United States v. Paz-Mejia
20-50926
| 5th Cir. | Apr 20, 2022Background
- Oscar Omar Paz-Mejia pled guilty to illegal reentry after removal and was sentenced to 22 months’ imprisonment and three years’ supervised release.
- The written judgment listed nine mandatory conditions and 17 standard (discretionary) conditions of supervised release.
- At sentencing the court adopted the PSR but did not orally announce standard conditions 1–16 or reference the district’s standing order that lists those conditions.
- The court did orally state a condition that Paz-Mejia "not come back to this country illegally."
- Paz-Mejia appealed, arguing the district court failed to orally pronounce the discretionary conditions; the Government largely agreed.
- The Fifth Circuit vacated in part and remanded to amend the written judgment by excising the unpronounced standard conditions 1–16, but upheld the single reentry condition that was orally announced.
Issues
| Issue | Plaintiff's Argument | Defendant's Argument | Held |
|---|---|---|---|
| Whether discretionary (standard) supervised-release conditions must be orally pronounced to be enforceable | Gov't conceded most of the standard conditions were not pronounced and thus invalid | Paz-Mejia argued unpronounced conditions in the written judgment conflict with the oral sentence and must be excised | The court held unpronounced discretionary conditions must be pronounced; absent pronouncement they conflict with the oral sentence and must be removed |
| Whether a standing order or other document suffices as oral pronouncement without explicit reference at sentencing | Gov't relied on district standing order generally but acknowledged lack of explicit adoption for most conditions | Paz-Mejia argued mere existence of a standing order is insufficient without adoption or reference at sentencing | The court reiterated a document can be adopted, but mere existence is insufficient; because the court did not adopt or reference the standing order for conditions 1–16, they must be excised |
| Standard of review for unpronounced conditions and for a condition that was mentioned | Gov't did not contest review standards; court applied precedent | Paz-Mejia argued error in imposition | The court reviewed unpronounced conditions for abuse of discretion and reviewed the reentry condition for plain error because Paz-Mejia had opportunity to object |
| Whether the orally stated reentry prohibition sufficed to support the written judgment’s matching condition | Gov't argued the court’s statements conveyed the condition | Paz-Mejia implicitly contested imposition of unwarned conditions | The court held the court’s statements sufficiently announced the prohibition on illegal reentry; no plain error was shown |
Key Cases Cited
- United States v. Diggles, 957 F.3d 551 (5th Cir. 2020) (oral pronouncement controls written judgment; court must pronounce supervised-release conditions)

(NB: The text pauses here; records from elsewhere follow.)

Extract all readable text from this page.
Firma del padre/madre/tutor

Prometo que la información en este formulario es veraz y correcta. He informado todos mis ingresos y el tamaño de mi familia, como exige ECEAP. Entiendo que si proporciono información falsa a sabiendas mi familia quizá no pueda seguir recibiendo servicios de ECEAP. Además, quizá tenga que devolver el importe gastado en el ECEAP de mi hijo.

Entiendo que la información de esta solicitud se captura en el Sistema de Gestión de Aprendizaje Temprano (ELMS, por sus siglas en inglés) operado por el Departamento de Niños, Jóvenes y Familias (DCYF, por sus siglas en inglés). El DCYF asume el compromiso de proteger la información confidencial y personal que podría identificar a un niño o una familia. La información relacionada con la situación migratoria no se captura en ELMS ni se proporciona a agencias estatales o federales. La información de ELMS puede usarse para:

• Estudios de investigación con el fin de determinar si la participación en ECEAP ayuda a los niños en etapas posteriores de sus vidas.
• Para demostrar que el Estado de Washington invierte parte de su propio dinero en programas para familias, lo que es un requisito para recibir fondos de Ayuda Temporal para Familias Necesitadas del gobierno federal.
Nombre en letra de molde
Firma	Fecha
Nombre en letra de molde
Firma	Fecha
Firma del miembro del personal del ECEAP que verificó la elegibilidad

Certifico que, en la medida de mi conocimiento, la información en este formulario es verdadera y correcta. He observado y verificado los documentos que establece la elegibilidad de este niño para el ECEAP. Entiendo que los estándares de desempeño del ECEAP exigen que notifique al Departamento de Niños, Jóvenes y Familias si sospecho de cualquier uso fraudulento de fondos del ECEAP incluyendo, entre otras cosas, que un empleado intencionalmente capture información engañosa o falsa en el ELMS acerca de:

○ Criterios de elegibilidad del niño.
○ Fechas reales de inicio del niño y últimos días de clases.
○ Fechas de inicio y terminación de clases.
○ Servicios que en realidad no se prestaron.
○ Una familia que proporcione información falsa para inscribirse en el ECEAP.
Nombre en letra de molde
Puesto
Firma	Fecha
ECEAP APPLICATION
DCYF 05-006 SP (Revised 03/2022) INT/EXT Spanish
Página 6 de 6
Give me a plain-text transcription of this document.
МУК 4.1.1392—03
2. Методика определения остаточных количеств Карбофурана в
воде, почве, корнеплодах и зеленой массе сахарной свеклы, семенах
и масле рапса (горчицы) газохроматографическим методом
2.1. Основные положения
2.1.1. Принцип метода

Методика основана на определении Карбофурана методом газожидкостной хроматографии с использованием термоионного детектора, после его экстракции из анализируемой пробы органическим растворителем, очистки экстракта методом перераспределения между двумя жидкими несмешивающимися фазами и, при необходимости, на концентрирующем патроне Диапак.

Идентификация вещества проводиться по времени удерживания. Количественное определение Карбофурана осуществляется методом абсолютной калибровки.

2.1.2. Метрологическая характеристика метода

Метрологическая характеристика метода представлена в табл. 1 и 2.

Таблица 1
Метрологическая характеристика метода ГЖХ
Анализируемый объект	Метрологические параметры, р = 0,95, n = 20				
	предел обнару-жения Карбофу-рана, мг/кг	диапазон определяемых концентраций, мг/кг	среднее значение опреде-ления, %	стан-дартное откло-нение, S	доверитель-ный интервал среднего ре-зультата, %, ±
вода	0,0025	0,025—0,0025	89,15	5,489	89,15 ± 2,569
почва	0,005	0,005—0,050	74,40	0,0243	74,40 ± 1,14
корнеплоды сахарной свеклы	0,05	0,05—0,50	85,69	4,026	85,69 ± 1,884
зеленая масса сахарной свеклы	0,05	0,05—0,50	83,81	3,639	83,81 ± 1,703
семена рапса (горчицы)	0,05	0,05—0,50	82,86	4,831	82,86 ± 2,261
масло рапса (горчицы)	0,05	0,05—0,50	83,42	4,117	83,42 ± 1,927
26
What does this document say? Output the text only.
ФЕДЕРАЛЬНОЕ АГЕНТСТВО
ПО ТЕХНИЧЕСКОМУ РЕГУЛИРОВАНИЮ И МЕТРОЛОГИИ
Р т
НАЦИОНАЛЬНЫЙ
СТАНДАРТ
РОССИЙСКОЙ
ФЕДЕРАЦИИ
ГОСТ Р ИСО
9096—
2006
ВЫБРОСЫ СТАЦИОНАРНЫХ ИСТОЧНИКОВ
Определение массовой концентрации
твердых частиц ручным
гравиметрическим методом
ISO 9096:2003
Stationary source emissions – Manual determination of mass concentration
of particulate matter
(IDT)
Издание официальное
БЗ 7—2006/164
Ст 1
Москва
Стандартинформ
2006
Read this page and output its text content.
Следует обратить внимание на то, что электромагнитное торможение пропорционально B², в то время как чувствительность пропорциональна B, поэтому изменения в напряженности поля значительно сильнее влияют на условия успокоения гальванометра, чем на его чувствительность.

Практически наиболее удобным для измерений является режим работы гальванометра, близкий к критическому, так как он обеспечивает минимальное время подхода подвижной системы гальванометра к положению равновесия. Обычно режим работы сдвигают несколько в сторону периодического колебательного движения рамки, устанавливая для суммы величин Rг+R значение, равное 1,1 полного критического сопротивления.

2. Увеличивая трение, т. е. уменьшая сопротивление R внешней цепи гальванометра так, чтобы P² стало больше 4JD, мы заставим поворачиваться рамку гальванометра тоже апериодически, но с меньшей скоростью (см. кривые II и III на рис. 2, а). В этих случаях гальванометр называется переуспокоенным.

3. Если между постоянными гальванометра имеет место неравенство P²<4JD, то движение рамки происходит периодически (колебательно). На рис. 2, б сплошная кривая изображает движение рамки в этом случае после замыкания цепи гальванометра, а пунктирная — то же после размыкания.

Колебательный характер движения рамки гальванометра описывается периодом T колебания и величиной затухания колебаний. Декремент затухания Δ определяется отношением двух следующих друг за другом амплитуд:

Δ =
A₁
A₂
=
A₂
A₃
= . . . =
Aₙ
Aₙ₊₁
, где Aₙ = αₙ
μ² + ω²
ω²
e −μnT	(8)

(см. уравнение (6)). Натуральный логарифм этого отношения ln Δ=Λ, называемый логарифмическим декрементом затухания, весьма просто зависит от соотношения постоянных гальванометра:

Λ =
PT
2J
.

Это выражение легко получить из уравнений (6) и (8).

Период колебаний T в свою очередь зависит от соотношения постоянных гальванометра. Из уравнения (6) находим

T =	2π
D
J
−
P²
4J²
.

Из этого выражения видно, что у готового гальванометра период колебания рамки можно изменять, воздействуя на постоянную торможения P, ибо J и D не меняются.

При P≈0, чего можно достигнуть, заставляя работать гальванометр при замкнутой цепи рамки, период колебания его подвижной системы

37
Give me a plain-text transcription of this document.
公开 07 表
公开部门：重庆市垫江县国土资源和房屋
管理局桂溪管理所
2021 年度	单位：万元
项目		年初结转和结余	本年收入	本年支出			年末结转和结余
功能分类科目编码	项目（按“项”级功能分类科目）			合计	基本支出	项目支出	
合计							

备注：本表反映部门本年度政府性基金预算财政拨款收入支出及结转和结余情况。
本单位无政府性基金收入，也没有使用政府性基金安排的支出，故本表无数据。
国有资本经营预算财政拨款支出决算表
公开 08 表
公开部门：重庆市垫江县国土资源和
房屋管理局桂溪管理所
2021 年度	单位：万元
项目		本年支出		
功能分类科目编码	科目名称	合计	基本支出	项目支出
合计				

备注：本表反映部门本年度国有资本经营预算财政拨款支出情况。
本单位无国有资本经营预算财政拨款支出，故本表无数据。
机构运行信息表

- United States v. Vega, 332 F.3d 849 (5th Cir. 2003) (oral sentence controls when written judgment conflicts; written judgment must be amended)
- United States v. Grogan, 977 F.3d 348 (5th Cir. 2020) (review standards for unpronounced conditions; abuse of discretion)
- United States v. Fields, 977 F.3d 358 (5th Cir. 2020) (conflicting written conditions must be deleted to conform to oral sentence)
- United States v. Martinez, 15 F.4th 1179 (5th Cir. 2021) (a shorthand reference to a standing order or document can constitute adoption when adequately referenced)
Result: Vacated in part and remanded for the district court to amend the written judgment by excising standard conditions 1–16; the reentry prohibition condition remains.